Tuesday, February 16, 2010

Ancient firmware updates

It's not every day that you set out to upgrade the firmware of a 10+ year old device.

One of the oldest pieces of gear still operational at our house is the fax modem out in the garage. It waits patiently for the phone to ring and receives faxes. Most of them are for Scarlet. The few that aren't are junk. But every once in a while sending an image of a signature or form or some such is necessary, and e-mailing a PDF won't work, so it's nice to have the option to use the old methods.

I was poking around the Internet looking for something else, when I managed to wander down the path towards US Robotics, which was bought some time ago by 3Com. In fact, they still have a USR website, including a support section for a lot of their obsolete products. I was able to root around and find my model of Courier V.Everything. I bought it sometime in, oh, 1997 or 1998 or so. I don't remember.

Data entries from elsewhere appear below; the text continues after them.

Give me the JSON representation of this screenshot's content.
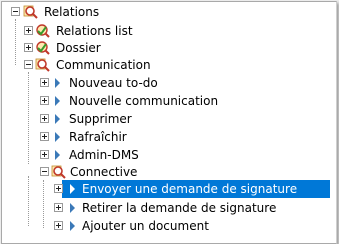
{
  "tree": {
    "nodes": [
      {
        "label": "Relations",
        "icon": "magnifier-icon",
        "expanded": true
      },
      {
        "label": "Relations list",
        "icon": "magnifier-icon",
        "expanded": false
      },
      {
        "label": "Dossier",
        "icon": "magnifier-icon",
        "expanded": false
      },
      {
        "label": "Communication",
        "icon": "magnifier-icon",
        "expanded": true
      },
      {
        "label": "Nouveau to-do",
        "icon": "arrow-icon",
        "expanded": false
      },
      {
        "label": "Nouvelle communication",
        "icon": "arrow-icon",
        "expanded": false
      },
      {
        "label": "Supprimer",
        "icon": "arrow-icon",
        "expanded": false
      },
      {
        "label": "Rafraîchir",
        "icon": "arrow-icon",
        "expanded": false
      },
      {
        "label": "Admin-DMS",
        "icon": "arrow-icon",
        "expanded": false
      },
      {
        "label": "Connective",
        "icon": "magnifier-icon",
        "expanded": true
      },
      {
        "label": "Envoyer une demande de signature",
        "icon": "arrow-icon",
        "expanded": false,
        "selected": true
      },
      {
        "label": "Retirer la demande de signature",
        "icon": "arrow-icon",
        "expanded": false
      },
      {
        "label": "Ajouter un document",
        "icon": "arrow-icon",
        "expanded": false
      }
    ]
  },
  "colors": {
    "selection": "#0078d7",
    "arrow": "#3b79b8",
    "magnifier_lens": "#c0392b",
    "magnifier_fill": "#ffe9b0",
    "green_check": "#3a9a2c"
  }
}
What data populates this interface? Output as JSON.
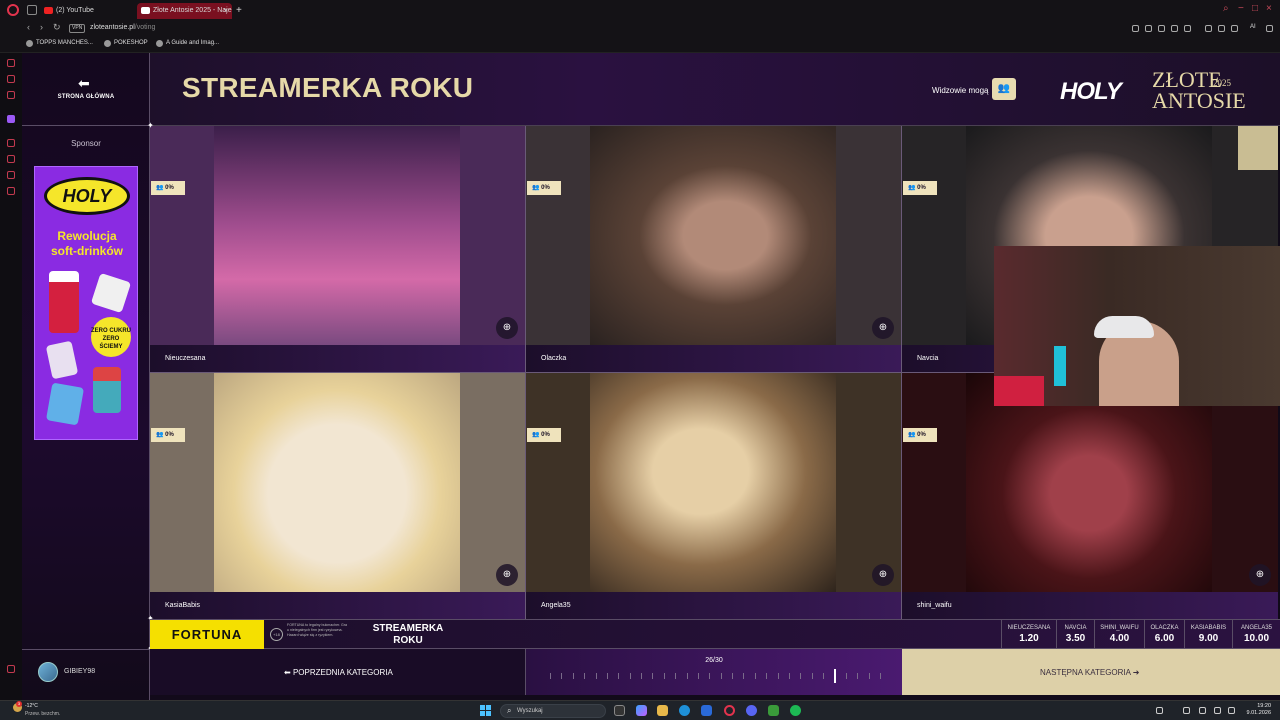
{
  "browser": {
    "tabs": [
      {
        "label": "(2) YouTube",
        "active": false
      },
      {
        "label": "Złote Antosie 2025 - Naje",
        "active": true
      }
    ],
    "url_host": "zloteantosie.pl",
    "url_path": "/voting",
    "vpn_label": "VPN",
    "ai_label": "AI",
    "bookmarks": [
      "TOPPS MANCHES...",
      "POKESHOP",
      "A Guide and Imag..."
    ]
  },
  "sidebar": {
    "home_label": "STRONA GŁÓWNA",
    "sponsor_label": "Sponsor",
    "ad": {
      "logo": "HOLY",
      "line1": "Rewolucja",
      "line2": "soft-drinków",
      "badge": "ZERO CUKRU ZERO ŚCIEMY"
    },
    "username": "GIBIEY98"
  },
  "header": {
    "category_title": "STREAMERKA ROKU",
    "viewers_label": "Widzowie mogą",
    "brand_holy": "HOLY",
    "brand_title_line1": "ZŁOTE",
    "brand_title_line2": "ANTOSIE",
    "brand_year": "2025"
  },
  "nominees": [
    {
      "name": "Nieuczesana",
      "percent": "0%"
    },
    {
      "name": "Olaczka",
      "percent": "0%"
    },
    {
      "name": "Navcia",
      "percent": "0%"
    },
    {
      "name": "KasiaBabis",
      "percent": "0%"
    },
    {
      "name": "Angela35",
      "percent": "0%"
    },
    {
      "name": "shini_waifu",
      "percent": "0%"
    }
  ],
  "odds_bar": {
    "brand": "FORTUNA",
    "age_badge": "+18",
    "disclaimer": "FORTUNA to legalny bukmacher. Gra u nielegalnych firm jest ryzykowna. Hazard wiąże się z ryzykiem.",
    "category_line1": "STREAMERKA",
    "category_line2": "ROKU",
    "odds": [
      {
        "name": "NIEUCZESANA",
        "value": "1.20"
      },
      {
        "name": "NAVCIA",
        "value": "3.50"
      },
      {
        "name": "SHINI_WAIFU",
        "value": "4.00"
      },
      {
        "name": "OLACZKA",
        "value": "6.00"
      },
      {
        "name": "KASIABABIS",
        "value": "9.00"
      },
      {
        "name": "ANGELA35",
        "value": "10.00"
      }
    ]
  },
  "footer_nav": {
    "prev_label": "POPRZEDNIA KATEGORIA",
    "progress_label": "26/30",
    "progress_current": 26,
    "progress_total": 30,
    "next_label": "NASTĘPNA KATEGORIA"
  },
  "taskbar": {
    "weather_temp": "-12°C",
    "weather_desc": "Przew. bezchm.",
    "weather_badge": "3",
    "search_placeholder": "Wyszukaj",
    "time": "19:20",
    "date": "9.01.2026"
  },
  "colors": {
    "accent_gold": "#e6d9a8",
    "fortuna_yellow": "#f5e000",
    "opera_red": "#e2334d",
    "page_bg": "#100a18"
  }
}
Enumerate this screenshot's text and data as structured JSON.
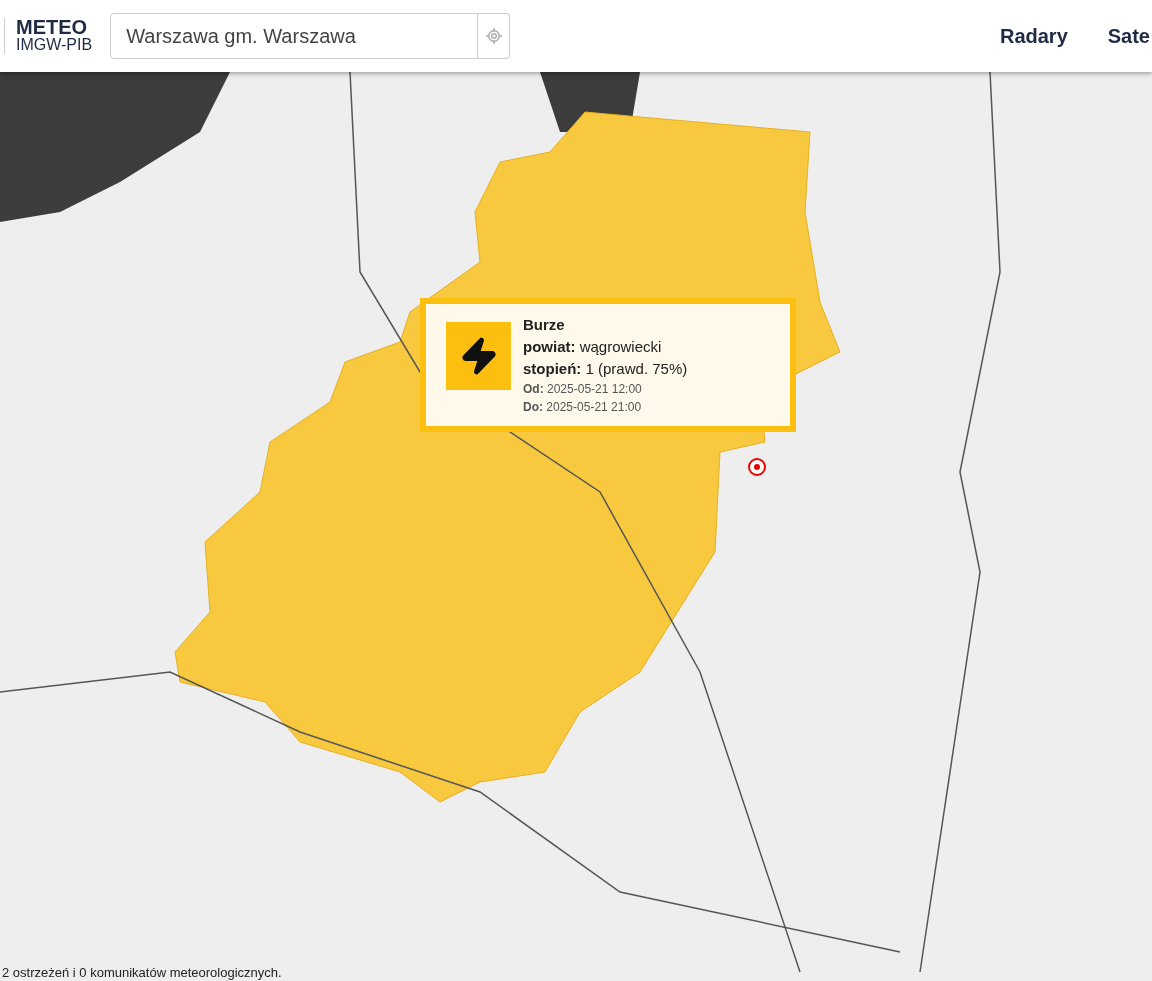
{
  "logo": {
    "line_1": "METEO",
    "line_2": "IMGW-PIB"
  },
  "search": {
    "value": "Warszawa gm. Warszawa"
  },
  "nav": [
    "Radary",
    "Sate"
  ],
  "warning_popup": {
    "title": "Burze",
    "fields": [
      {
        "label": "powiat:",
        "value": "wągrowiecki"
      },
      {
        "label": "stopień:",
        "value": "1 (prawd. 75%)"
      }
    ],
    "period": [
      {
        "label": "Od:",
        "value": "2025-05-21 12:00"
      },
      {
        "label": "Do:",
        "value": "2025-05-21 21:00"
      }
    ]
  },
  "status_text": "2 ostrzeżeń i 0 komunikatów meteorologicznych."
}
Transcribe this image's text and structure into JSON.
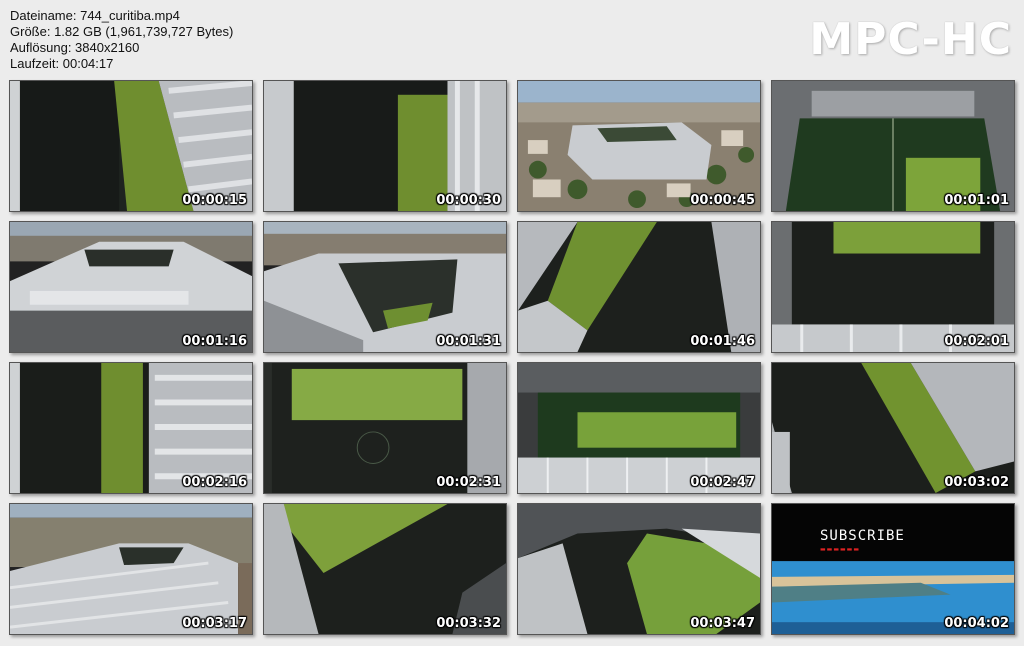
{
  "file_info": {
    "filename": "Dateiname: 744_curitiba.mp4",
    "size": "Größe: 1.82 GB (1,961,739,727 Bytes)",
    "resolution": "Auflösung: 3840x2160",
    "duration": "Laufzeit: 00:04:17"
  },
  "logo": "MPC-HC",
  "thumbnails": [
    {
      "timestamp": "00:00:15",
      "scene": "roof-aerial-left"
    },
    {
      "timestamp": "00:00:30",
      "scene": "roof-aerial-center"
    },
    {
      "timestamp": "00:00:45",
      "scene": "city-stadium-wide"
    },
    {
      "timestamp": "00:01:01",
      "scene": "pitch-interior"
    },
    {
      "timestamp": "00:01:16",
      "scene": "stadium-exterior-close"
    },
    {
      "timestamp": "00:01:31",
      "scene": "stadium-exterior-angle"
    },
    {
      "timestamp": "00:01:46",
      "scene": "pitch-diagonal"
    },
    {
      "timestamp": "00:02:01",
      "scene": "pitch-top-edge"
    },
    {
      "timestamp": "00:02:16",
      "scene": "roof-aerial-left"
    },
    {
      "timestamp": "00:02:31",
      "scene": "pitch-top-down"
    },
    {
      "timestamp": "00:02:47",
      "scene": "pitch-interior-wide"
    },
    {
      "timestamp": "00:03:02",
      "scene": "pitch-diagonal-right"
    },
    {
      "timestamp": "00:03:17",
      "scene": "stadium-exterior-low"
    },
    {
      "timestamp": "00:03:32",
      "scene": "pitch-diagonal-left"
    },
    {
      "timestamp": "00:03:47",
      "scene": "pitch-corner"
    },
    {
      "timestamp": "00:04:02",
      "scene": "subscribe-endcard",
      "subscribe_text": "SUBSCRIBE"
    }
  ]
}
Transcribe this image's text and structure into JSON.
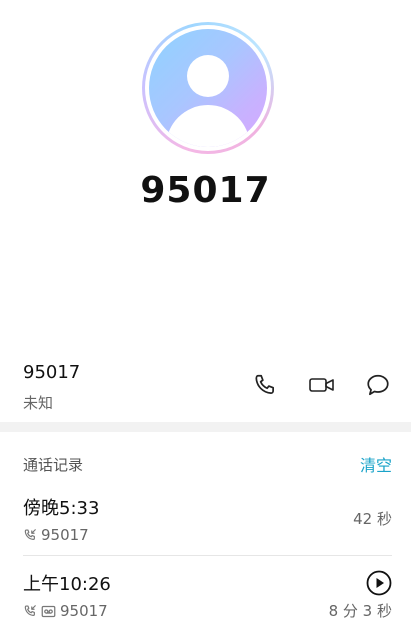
{
  "contact": {
    "name": "95017"
  },
  "number_row": {
    "number": "95017",
    "location": "未知"
  },
  "call_log": {
    "title": "通话记录",
    "clear_label": "清空",
    "items": [
      {
        "time": "傍晚5:33",
        "number": "95017",
        "duration": "42 秒"
      },
      {
        "time": "上午10:26",
        "number": "95017",
        "duration": "8 分 3 秒"
      }
    ]
  },
  "colors": {
    "accent": "#1aa3c9"
  }
}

I opened up the serial port and did a ATI7 and, in fact, it informed me that the firmware was out-of-date, and that they had a DOS based updater for it. Ew. Well, I read a little further, and believe it or not, they had a mechanism for updating the firmware for folks running without DOS/Windows. If you send AT~X! to the modem, it starts doing an XMODEM receive for a firmware update. How convenient! Well, I was using kermit as a modem terminal program, but shelling out from kermit's command mode allowed me to use the lrzsz package from the ports tree to send the firmware. And it was done.

I'm not sure if the update did a lot. The same set of AT commands appears to be present. Hopefully it might have a positive impact on the fax reliability. I don't really use the modem for anything else.